Em um anúncio um tanto quanto surpreendente, a principal operadora atualmente do Jumbo de passageiros vendeu dois de seus 19 jatos 747 de última geração, com a transação sendo feita diretamente para o governo americano.
Com a notícia, surgiram rumores de que a aeronave poderia complementar a frota dos futuros jatos presidenciais Força Aérea Um, que será designada como VC-25B, ou se tornar o “Avião do Dia do Juízo Final”, que é a plataforma E-4C Nightwatch, de comando militar aéreo.

Porém, a história não se encaixava com a realidade: os dois aviões que serão os próximos Força Aérea Um já estão sendo modificados, enquanto um terceiro, doado pelo Catar, também passa por outro processo de modificação.
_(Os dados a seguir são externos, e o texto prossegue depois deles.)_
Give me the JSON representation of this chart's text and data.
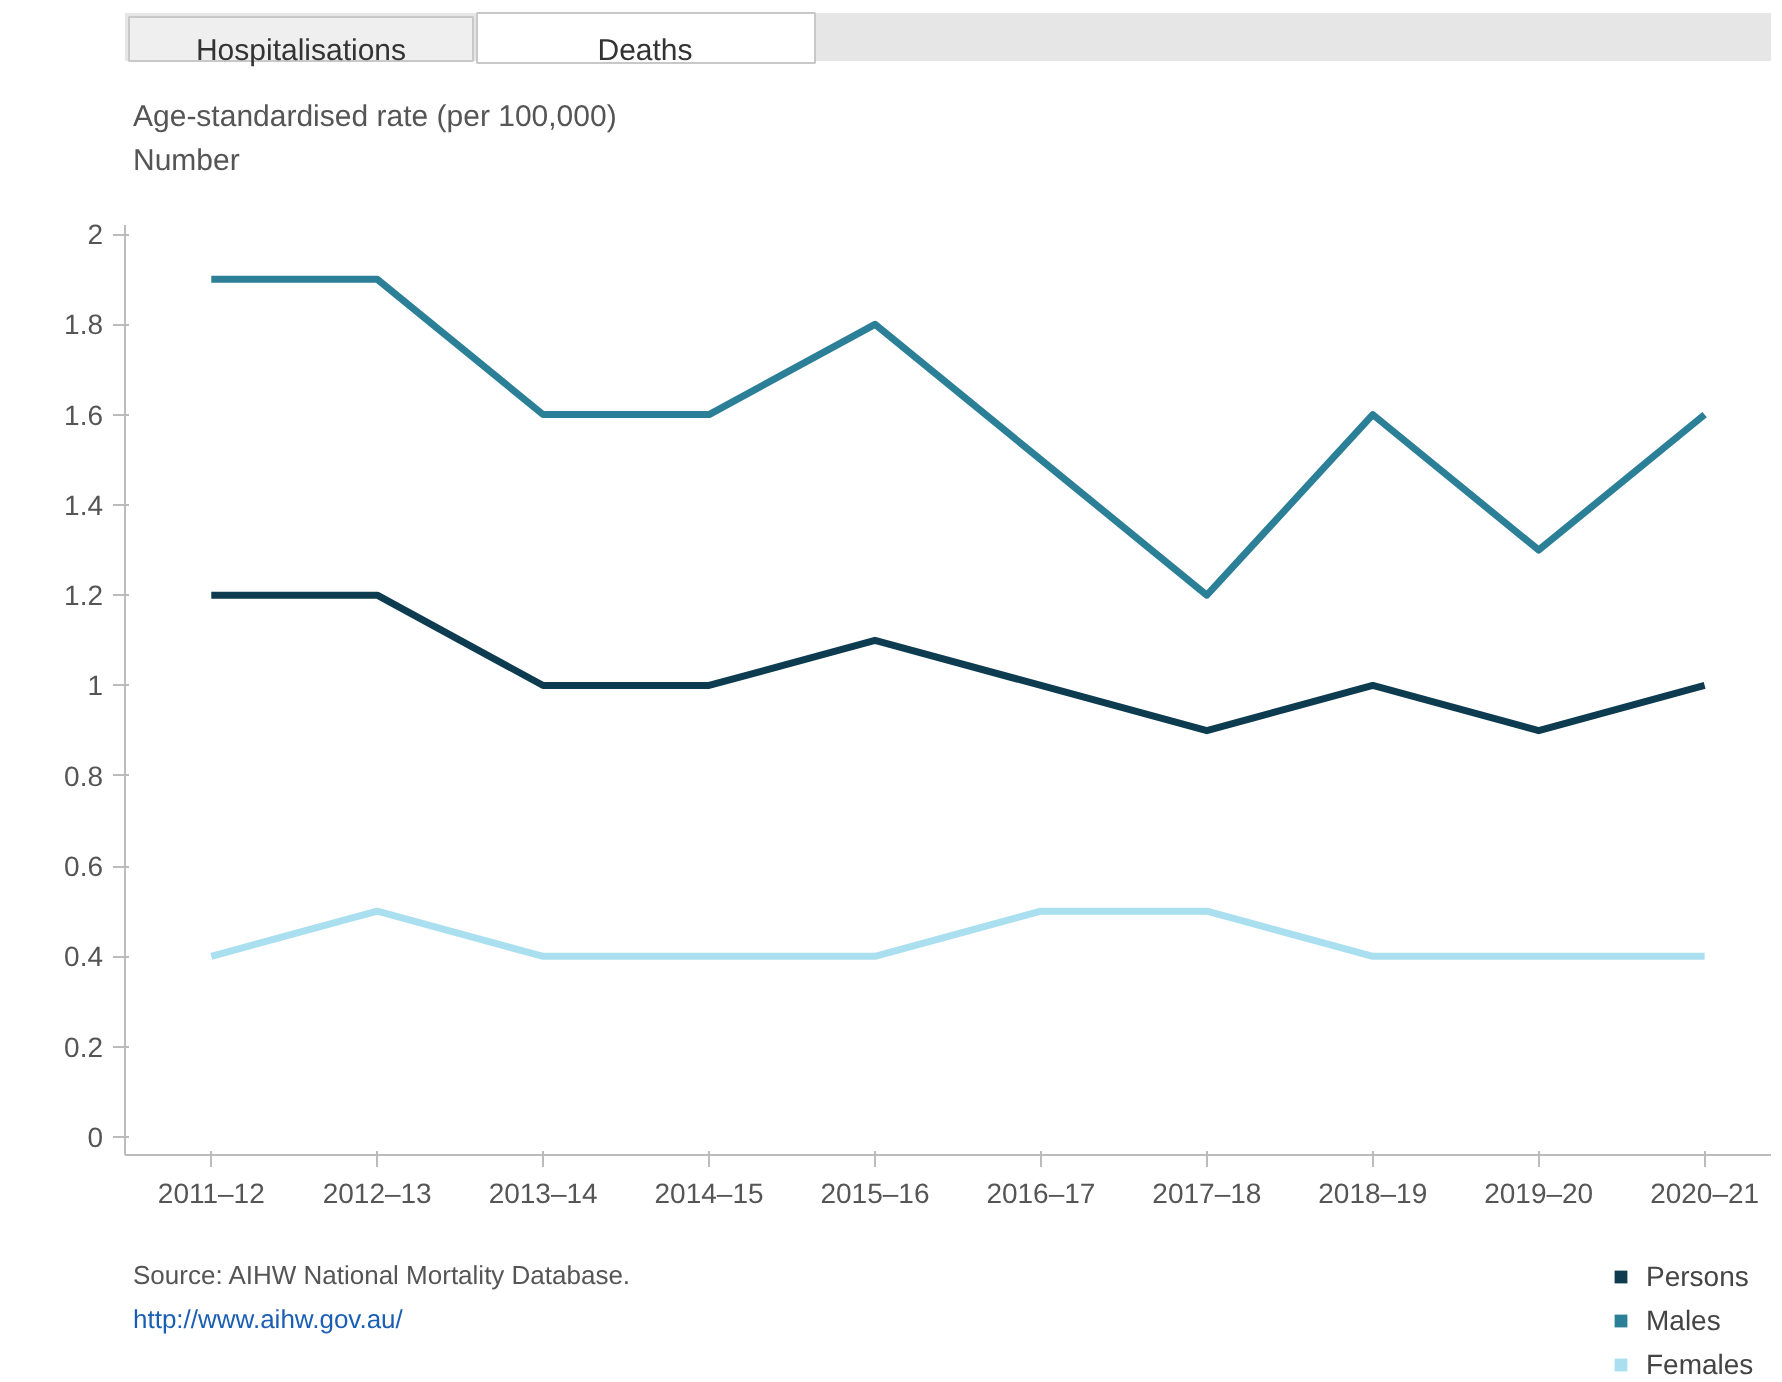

Já os futuros E-4C foram comprados anos atrás da Korean Air e também estão em processo de alteração para o propósito militar.
A Força Aérea Americana foi questionada pelo portal The War Zone e acabou esclarecendo o que de fato acontecerá com os dois Jumbos oriundos da Lufthansa, que darão baixa do serviço civil apenas no ano que vem.
“Como parte do programa de renovação de frota, a Força Aérea comprou dois aviões que servirão como plataforma de treinamento e reposição de peças para a frota de 747-8. Considerando que o Jumbo não está mais em produção ativa e que há uma grande diferença em relação ao atual 747-200, é importante que a USAF estabeleça uma estratégia de treinamento e apoio logístico para a futura frota de Boeings 747-8i“, afirmou um porta-voz da USAF.
Dessa maneira, os Jumbos substituirão os jatos da Atlas Air, companhia aérea cargueira atualmente responsável pelo treinamento dos pilotos de 747 da USAF, para a formação de novas tripulações e, após um período, serão desmontados para fornecimento de peças às sete aeronaves VC-25B e E-4C, no processo conhecido como canibalização.